Shares of Diamond Resorts International (DRII) skyrocketed more than 23% during midday trading Wednesday on news that Apollo Funds (APO) will acquire the timeshare company that operates more than 350 vacation destinations. Under the deal, Apollo will buy Diamond Resorts for $30.25 per share, or approximately $2.2 billion. The all-cash offer represents a premium of about 26% over Diamond Resorts' closing share price on June 28. The transaction is expected to close over the next few months, and if completed, Diamond Resorts will become a privately held company and its common shares no longer will be listed on any public market.

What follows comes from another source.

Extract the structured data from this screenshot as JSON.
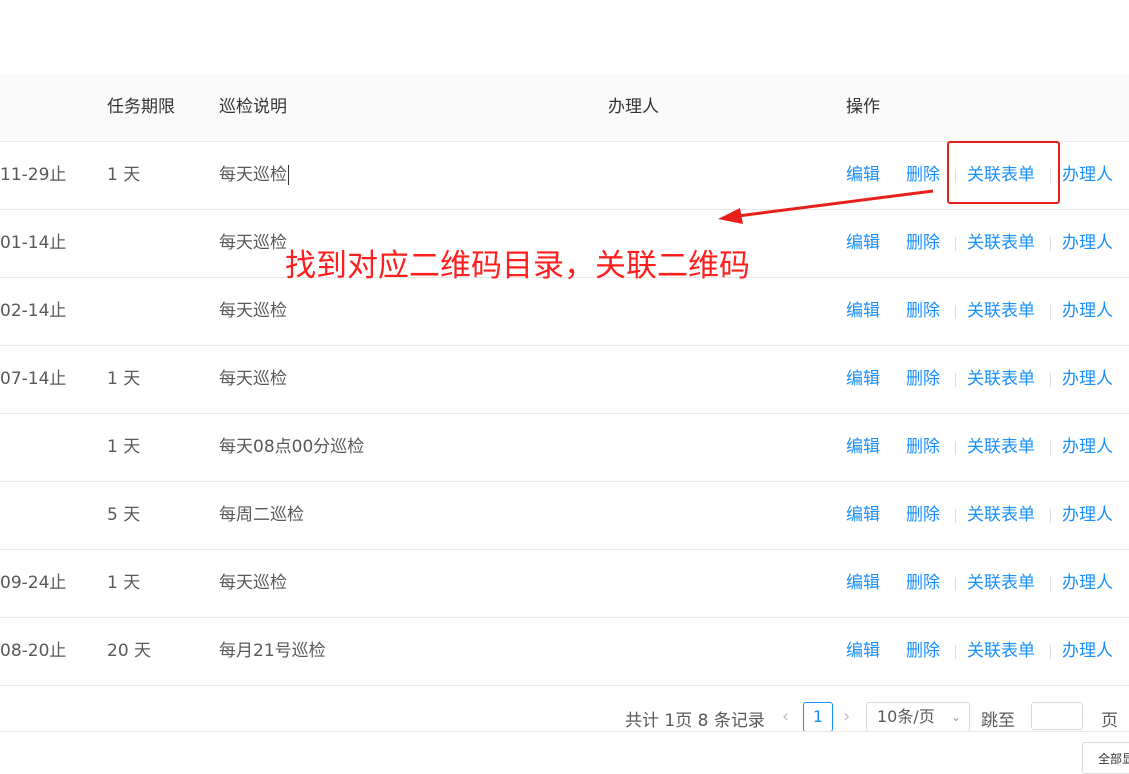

Southwestern Energy (SWN) shares were down by about 4% during the trading session following the announcement of a large stock offering. The announcement comes after the company refinanced its debt and saw its stock price pop. According to a report by The Wall Street Journal, the Texas-based company sold up to 98.9 million new shares. The deal was originally expected to be about 15% smaller, the Journal reported, but was increased to meet demand for the shares.
Shares of Germany-based Adidas AG (ADS.DE, ADDYY) jumped by more than 2% on the news that the athletic retailer has agreed on a new long-term partnership with Kanye West, saying it is the most significant partnership ever created between an athletic brand and a non-athlete. In a statement, the company said, "Adidas and Kanye West will extend beyond its current lifestyle focus, with the introduction of performance-intended designs, consequently offering options for both sport and street."
Noodles & Co. (NDLS) shares were up nearly 3% midday despite reports of a possible data breach. The company said a recent data security incident may have compromised the payment information of some guests who used debt or credit cards at certain locations between Jan. 31 and June 2, 2016. In a statement, the fast-casual restaurant company said it is working with investigators to determine how the security compromise occurred and what information was affected. It added that the credit and debit cards used at the affected locations are no longer at risk from the malware involved in the incident.